Editas Medicine (EDIT) TD Cowen 46th Annual Health Care Conference summary

Company overview and strategic direction

• Focused on in vivo CRISPR gene editing, aiming for human proof of concept for EDIT-401 by end of year, 2026.

• Differentiated by targeting non-coding DNA to upregulate disease-mitigating proteins.

• Pivoted from ex vivo to in vivo editing for greater patient accessibility and lower costs.

• Funded into Q3 2027, with disciplined resource management.

• Key challenge is regulatory clarity in the CRISPR space, but recent FDA guidance is positive.

EDIT-401 program and scientific rationale

• EDIT-401 targets LDLR gene to increase LDL receptor protein, reducing LDL cholesterol by up to 90% in preclinical models.

• Editing strategy informed by human genetics, specifically an Icelandic family with beneficial LDLR variants.
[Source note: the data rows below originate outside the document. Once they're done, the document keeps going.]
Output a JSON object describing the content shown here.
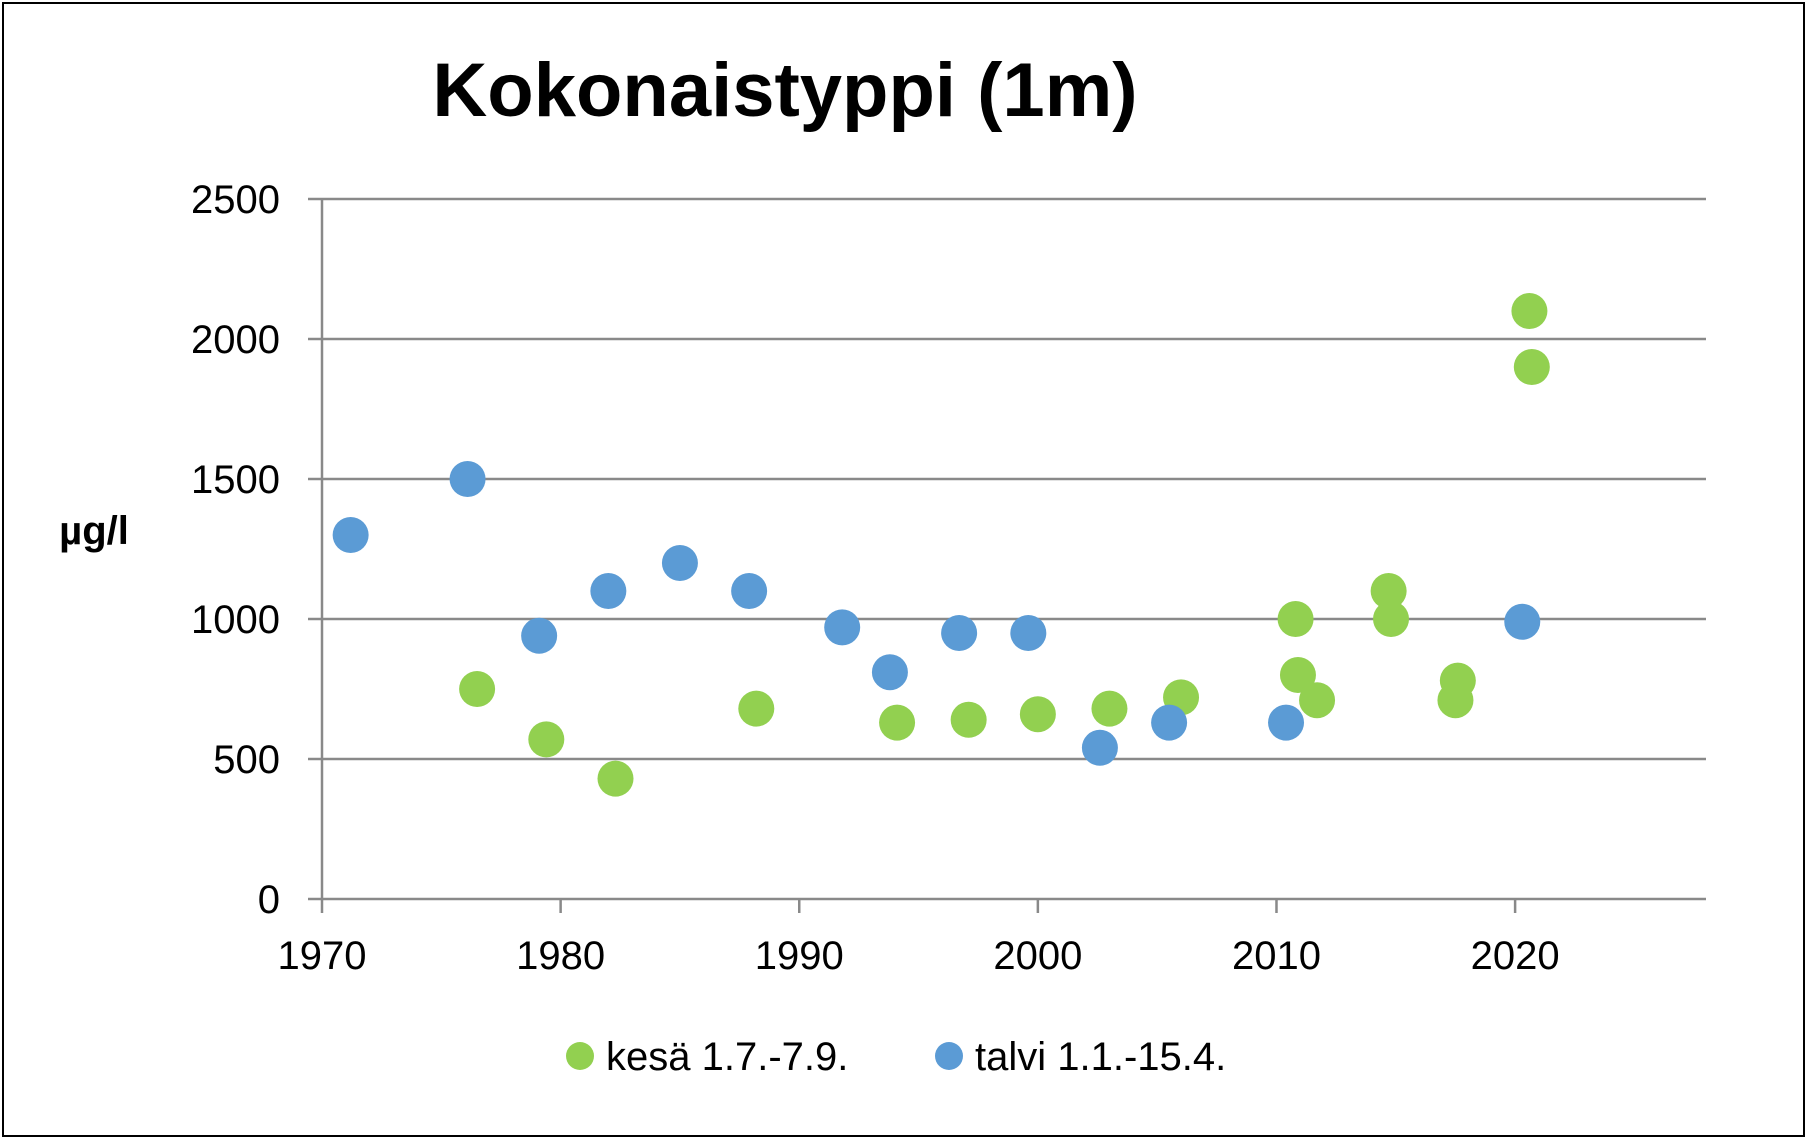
{
  "chart_data": {
    "type": "scatter",
    "title": "Kokonaistyppi (1m)",
    "xlabel": "",
    "ylabel": "µg/l",
    "xlim": [
      1970,
      2028
    ],
    "ylim": [
      0,
      2500
    ],
    "x_ticks": [
      1970,
      1980,
      1990,
      2000,
      2010,
      2020
    ],
    "y_ticks": [
      0,
      500,
      1000,
      1500,
      2000,
      2500
    ],
    "grid": "horizontal",
    "legend_position": "bottom",
    "series": [
      {
        "name": "kesä 1.7.-7.9.",
        "color": "#92d050",
        "points": [
          {
            "x": 1976.5,
            "y": 750
          },
          {
            "x": 1979.4,
            "y": 570
          },
          {
            "x": 1982.3,
            "y": 430
          },
          {
            "x": 1988.2,
            "y": 680
          },
          {
            "x": 1994.1,
            "y": 630
          },
          {
            "x": 1997.1,
            "y": 640
          },
          {
            "x": 2000.0,
            "y": 660
          },
          {
            "x": 2003.0,
            "y": 680
          },
          {
            "x": 2006.0,
            "y": 720
          },
          {
            "x": 2010.8,
            "y": 1000
          },
          {
            "x": 2010.9,
            "y": 800
          },
          {
            "x": 2011.7,
            "y": 710
          },
          {
            "x": 2014.7,
            "y": 1100
          },
          {
            "x": 2014.8,
            "y": 1000
          },
          {
            "x": 2017.6,
            "y": 780
          },
          {
            "x": 2017.5,
            "y": 710
          },
          {
            "x": 2020.6,
            "y": 2100
          },
          {
            "x": 2020.7,
            "y": 1900
          }
        ]
      },
      {
        "name": "talvi 1.1.-15.4.",
        "color": "#5b9bd5",
        "points": [
          {
            "x": 1971.2,
            "y": 1300
          },
          {
            "x": 1976.1,
            "y": 1500
          },
          {
            "x": 1979.1,
            "y": 940
          },
          {
            "x": 1982.0,
            "y": 1100
          },
          {
            "x": 1985.0,
            "y": 1200
          },
          {
            "x": 1987.9,
            "y": 1100
          },
          {
            "x": 1991.8,
            "y": 970
          },
          {
            "x": 1993.8,
            "y": 810
          },
          {
            "x": 1996.7,
            "y": 950
          },
          {
            "x": 1999.6,
            "y": 950
          },
          {
            "x": 2002.6,
            "y": 540
          },
          {
            "x": 2005.5,
            "y": 630
          },
          {
            "x": 2010.4,
            "y": 630
          },
          {
            "x": 2020.3,
            "y": 990
          }
        ]
      }
    ]
  }
}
• Non-human primate studies show rapid, durable, and well-tolerated LDL-C reduction.

• Mouse models confirm efficacy across various baseline LDL-C levels, including familial hypercholesterolemia genotypes.

• Human proof of concept data expected by year-end, with initial trials in heterozygous familial hypercholesterolemia patients.

Clinical development and market opportunity

• Initial trial aims to demonstrate safety (especially liver tolerability) and robust LDL-C reduction.

• Targeting patients refractory to current therapies, including those with familial hypercholesterolemia and established cardiovascular disease.

• European guidelines now recommend even lower LDL-C targets, increasing the addressable market.

• A 70%-90% LDL-C reduction is considered highly competitive and commercially attractive.

• Outpatient infusion and scalable LNP delivery offer payer and healthcare system advantages.